Ober-Roden (chz) - „Wir geben es ja zu, dass wir ein klein wenig stolz darauf sind, es geschafft zu haben, das Braaret-Bernsche und sein Umfeld wieder so herzurichten, dass wir zum Brunnenfest einladen konnten.“ Die Initiative „Wir sind Breidert“ hat den Brunnen wieder aufgehübscht.

Die Initiative „Wir sind Breidert“ und da allen voran das Macherteam um Karlheinz Weber kann zu Recht stolz sein, dass sie gemeinsam mit vielen Helfern, unter anderem auch von den Kerbburschen, dem Heimat- und Geschichtsverein oder dem Schuljahrgang 1936/37, das Kleinod aus seinem Dornröschenschlaf geweckt haben.

Der in Stein gefasste Brunnen, Breidert-Born, wie er wohl hochdeutsch heißen würde, liegt am Waldeingang gut hundert Meter südlich der Kreuzung von Dürer- und Thomastraße. Einst war es ein sprudelnder Quell, ein Labsal für Mensch und Tier, dem man nachsagte, dass von dort die Rödermärker Babys kämen. Nach dem Bauboom in Ober-Rodens Süden und dem Bau der Bundesstraße, wodurch der Grundwasserspiegel sich senkte, versiegte die Quelle. Trocken ist sie nun immer noch, denn auch Experten haben dem emsigen Handwerkerteam erläutert, dass es keinen Sinn macht, den Brunnen wieder zum Fließen zu bringen.

Eingang wurde gedreht

Doch nun ist die Quelle nun nicht mehr zugewachsen, der gesamte Platz darum herum – auf dem sich auch die Kerbburschen 1982/83 mit einer Gedenktafel verewigt haben – ist schmuck aufgeräumt und vor allem der Holzpavillon ist wieder auf Vordermann gebracht.

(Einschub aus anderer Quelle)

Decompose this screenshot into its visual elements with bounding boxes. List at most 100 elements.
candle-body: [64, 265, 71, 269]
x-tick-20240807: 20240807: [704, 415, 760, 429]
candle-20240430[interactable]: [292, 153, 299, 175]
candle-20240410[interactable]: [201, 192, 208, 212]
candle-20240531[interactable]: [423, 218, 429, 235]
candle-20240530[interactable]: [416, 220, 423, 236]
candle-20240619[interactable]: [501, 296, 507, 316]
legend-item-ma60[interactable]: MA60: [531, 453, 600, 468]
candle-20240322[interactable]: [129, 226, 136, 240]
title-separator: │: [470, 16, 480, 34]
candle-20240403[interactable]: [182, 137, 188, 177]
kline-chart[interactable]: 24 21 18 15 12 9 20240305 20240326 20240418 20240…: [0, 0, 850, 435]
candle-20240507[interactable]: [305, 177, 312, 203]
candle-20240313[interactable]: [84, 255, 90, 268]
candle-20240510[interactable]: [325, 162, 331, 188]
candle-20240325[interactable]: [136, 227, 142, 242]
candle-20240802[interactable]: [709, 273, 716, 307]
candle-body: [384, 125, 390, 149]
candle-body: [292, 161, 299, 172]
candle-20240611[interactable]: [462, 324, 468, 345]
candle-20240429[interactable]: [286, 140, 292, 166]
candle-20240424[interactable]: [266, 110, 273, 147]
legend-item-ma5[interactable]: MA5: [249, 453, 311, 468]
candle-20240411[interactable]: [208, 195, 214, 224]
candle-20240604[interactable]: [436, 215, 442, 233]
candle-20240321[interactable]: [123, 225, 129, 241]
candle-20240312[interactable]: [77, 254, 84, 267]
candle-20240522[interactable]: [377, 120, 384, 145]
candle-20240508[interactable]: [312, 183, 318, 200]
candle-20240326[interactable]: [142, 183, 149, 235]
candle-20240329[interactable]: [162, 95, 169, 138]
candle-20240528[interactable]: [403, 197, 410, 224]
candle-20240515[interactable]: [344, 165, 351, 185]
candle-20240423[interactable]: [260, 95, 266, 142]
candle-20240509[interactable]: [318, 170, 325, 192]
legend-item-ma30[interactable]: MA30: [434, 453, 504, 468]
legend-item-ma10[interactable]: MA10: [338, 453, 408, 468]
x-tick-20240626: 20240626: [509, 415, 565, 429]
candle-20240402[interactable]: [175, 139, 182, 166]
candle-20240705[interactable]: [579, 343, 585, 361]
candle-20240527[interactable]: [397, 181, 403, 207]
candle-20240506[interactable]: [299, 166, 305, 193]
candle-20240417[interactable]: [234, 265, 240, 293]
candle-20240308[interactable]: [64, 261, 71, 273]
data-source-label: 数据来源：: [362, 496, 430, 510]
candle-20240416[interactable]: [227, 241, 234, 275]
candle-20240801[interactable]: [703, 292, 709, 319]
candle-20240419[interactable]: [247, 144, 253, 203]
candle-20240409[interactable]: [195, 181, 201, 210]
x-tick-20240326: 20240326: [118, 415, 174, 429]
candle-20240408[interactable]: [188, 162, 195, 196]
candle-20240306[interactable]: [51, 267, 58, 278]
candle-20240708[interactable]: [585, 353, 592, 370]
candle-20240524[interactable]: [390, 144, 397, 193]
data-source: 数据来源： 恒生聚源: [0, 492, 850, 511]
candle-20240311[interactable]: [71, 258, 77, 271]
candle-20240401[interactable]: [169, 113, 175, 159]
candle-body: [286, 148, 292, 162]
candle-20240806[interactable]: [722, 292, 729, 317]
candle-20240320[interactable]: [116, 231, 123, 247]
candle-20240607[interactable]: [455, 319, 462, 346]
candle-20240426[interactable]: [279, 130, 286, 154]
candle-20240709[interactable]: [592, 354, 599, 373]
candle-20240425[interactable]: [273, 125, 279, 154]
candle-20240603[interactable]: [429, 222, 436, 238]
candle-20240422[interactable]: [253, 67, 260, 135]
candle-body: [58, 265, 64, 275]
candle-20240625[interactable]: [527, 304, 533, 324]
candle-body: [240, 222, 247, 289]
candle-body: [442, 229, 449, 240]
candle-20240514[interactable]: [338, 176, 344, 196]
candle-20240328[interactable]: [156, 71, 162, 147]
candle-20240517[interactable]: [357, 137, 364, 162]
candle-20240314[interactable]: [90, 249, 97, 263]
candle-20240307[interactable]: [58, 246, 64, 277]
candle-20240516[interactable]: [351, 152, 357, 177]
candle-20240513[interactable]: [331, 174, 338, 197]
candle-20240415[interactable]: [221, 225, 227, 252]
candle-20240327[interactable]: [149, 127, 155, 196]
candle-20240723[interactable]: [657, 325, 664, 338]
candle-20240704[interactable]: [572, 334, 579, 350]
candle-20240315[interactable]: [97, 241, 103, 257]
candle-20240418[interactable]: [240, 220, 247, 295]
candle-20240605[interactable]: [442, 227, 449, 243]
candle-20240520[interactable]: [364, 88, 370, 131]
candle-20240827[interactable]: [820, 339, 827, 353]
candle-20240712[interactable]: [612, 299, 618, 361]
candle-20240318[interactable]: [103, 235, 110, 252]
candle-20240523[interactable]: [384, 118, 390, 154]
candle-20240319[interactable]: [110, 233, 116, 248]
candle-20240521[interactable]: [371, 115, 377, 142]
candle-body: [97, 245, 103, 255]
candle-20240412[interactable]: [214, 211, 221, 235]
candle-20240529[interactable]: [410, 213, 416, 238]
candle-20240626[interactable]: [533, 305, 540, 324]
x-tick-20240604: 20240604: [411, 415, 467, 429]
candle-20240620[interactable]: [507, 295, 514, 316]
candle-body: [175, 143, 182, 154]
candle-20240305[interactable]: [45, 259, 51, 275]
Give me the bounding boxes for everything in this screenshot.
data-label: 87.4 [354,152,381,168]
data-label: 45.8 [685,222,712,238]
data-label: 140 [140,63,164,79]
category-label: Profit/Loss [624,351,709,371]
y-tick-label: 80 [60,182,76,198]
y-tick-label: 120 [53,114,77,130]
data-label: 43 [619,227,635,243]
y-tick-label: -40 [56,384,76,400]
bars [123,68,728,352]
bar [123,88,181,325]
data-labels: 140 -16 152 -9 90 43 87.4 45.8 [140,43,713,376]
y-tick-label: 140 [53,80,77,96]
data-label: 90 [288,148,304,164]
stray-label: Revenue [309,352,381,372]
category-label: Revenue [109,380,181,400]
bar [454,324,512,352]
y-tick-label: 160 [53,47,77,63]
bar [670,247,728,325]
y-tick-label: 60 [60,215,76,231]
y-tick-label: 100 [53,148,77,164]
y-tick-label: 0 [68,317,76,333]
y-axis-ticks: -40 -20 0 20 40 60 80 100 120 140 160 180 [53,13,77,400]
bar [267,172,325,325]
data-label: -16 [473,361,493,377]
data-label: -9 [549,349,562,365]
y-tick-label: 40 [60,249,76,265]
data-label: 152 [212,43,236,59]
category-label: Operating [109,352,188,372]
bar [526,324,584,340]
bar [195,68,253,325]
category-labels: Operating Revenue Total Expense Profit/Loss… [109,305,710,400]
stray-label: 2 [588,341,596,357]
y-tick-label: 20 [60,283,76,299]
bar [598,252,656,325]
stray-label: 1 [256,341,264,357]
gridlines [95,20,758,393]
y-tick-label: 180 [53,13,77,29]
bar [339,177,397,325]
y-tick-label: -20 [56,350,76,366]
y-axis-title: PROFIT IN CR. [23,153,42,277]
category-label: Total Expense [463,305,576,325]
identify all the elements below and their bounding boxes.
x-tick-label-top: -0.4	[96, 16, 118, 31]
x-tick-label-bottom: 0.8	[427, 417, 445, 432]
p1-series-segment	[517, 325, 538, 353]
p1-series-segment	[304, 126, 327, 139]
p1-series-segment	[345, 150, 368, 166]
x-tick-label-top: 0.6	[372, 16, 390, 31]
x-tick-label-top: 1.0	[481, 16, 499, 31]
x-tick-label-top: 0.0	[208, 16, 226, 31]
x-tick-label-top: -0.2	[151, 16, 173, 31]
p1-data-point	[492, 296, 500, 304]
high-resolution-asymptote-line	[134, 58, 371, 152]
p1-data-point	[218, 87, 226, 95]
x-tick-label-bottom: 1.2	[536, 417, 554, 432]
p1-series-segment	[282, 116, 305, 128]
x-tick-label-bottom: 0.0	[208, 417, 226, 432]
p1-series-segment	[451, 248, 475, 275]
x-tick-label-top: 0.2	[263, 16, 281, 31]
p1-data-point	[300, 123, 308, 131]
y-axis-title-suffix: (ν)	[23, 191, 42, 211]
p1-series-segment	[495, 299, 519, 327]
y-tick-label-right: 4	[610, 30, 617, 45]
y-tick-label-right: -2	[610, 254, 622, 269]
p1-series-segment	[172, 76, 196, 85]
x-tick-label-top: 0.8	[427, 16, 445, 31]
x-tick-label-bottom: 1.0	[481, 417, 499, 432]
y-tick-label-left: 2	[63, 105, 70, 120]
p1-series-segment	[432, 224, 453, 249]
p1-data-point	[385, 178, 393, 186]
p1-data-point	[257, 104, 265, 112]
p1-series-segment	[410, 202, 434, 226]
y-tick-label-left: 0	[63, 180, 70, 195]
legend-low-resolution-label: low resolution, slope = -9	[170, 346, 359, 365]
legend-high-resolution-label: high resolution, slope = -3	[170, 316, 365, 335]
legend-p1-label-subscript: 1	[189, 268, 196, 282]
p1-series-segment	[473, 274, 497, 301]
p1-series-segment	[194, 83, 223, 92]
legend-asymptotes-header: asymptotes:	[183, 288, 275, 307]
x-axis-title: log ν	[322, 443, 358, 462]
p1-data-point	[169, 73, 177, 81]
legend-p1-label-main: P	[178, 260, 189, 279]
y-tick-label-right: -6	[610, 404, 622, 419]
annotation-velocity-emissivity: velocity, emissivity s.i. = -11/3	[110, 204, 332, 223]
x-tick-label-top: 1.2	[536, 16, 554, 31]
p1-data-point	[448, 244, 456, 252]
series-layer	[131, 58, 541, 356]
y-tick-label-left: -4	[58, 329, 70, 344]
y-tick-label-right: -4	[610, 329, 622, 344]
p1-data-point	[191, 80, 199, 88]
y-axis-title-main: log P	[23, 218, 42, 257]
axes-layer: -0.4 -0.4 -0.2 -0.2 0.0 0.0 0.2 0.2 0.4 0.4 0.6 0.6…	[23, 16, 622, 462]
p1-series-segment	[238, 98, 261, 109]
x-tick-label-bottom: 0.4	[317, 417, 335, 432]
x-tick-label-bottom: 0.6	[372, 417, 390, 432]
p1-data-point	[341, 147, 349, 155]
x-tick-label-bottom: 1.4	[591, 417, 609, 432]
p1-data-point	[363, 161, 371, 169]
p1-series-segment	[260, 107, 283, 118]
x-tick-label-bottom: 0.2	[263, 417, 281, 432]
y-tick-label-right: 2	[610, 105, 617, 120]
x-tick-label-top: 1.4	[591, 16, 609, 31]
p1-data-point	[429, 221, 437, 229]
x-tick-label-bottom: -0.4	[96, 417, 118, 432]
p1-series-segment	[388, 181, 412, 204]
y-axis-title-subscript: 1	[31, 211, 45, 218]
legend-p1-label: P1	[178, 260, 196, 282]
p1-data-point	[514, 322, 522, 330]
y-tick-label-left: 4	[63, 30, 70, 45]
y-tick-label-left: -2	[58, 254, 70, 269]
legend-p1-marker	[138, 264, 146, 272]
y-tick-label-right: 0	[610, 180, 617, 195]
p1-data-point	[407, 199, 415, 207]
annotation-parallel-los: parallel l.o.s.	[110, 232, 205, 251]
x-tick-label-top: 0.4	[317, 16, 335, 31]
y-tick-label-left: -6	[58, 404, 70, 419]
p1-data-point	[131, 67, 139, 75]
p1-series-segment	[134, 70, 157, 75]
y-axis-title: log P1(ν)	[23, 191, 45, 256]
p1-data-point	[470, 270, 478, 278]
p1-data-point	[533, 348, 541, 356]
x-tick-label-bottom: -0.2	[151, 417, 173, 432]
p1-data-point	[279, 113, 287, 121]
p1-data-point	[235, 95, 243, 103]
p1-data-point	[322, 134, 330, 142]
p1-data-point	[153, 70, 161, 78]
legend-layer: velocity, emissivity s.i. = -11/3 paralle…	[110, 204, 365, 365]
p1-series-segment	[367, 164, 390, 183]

Viele grobe Zerstörungen gaben den Ausschlag dafür, dass nun der Eingang gedreht wurde und der kleine Pavillon jetzt sogar rollstuhlgerecht ist – zur Freude des Seniorenbeiratsvorsitzenden Heinz Weber. Eine kräftige Holzbank lädt zum Verweilen auf dem schattigen Platz ein. Die Initiative hatte beim Bau der Bänke am Maiglöckchenpfad geholfen und dafür eine der Bänke „abstauben“ dürfen, die nun freie Sicht auf Pavillon und Börnchen bietet.

Viele helfende Hände

Um dieses Stück Idylle wieder aufzubauen und in Zukunft auch zu pflegen, brauchte es vieler helfender Hände, die Kettensägen geführt, Äste weggeschleppt, Wurzeln ausgegraben, Moos von Steinen geschrubbt, Dach gedeckt, Zimmerarbeiten erledigt, Wände eingepasst, Bänke gebaut, Gräben ausgehoben und Laub beiseite gerecht haben.

Viele haben Kaffee gekocht, Bier herangeschafft, Kuchen gebacken, Fleischwurst gewärmt, Kräppel gebracht, Fleischkäse geholt, Mettbrötchen geschmiert, Planken gestrichen, Graffiti entfernt, Löcher gegraben, Baumstümpfe ausgegraben, Vogelhäuschen aufgehängt und mit Futter bestückt, Nistkästen gebaut, lasiert und aufgehängt, alte Nistkästen im Wald gesucht, GPS-Koordinaten erhoben und vieles mehr.

„Das Ergebnis ist ein tolles Gemeinschaftswerk“, freute sich Karlheinz Weber, und am 1. Mai nutzten viele Maiausflügler den Ort als kleine Verschnaufpause und als Jausenstation.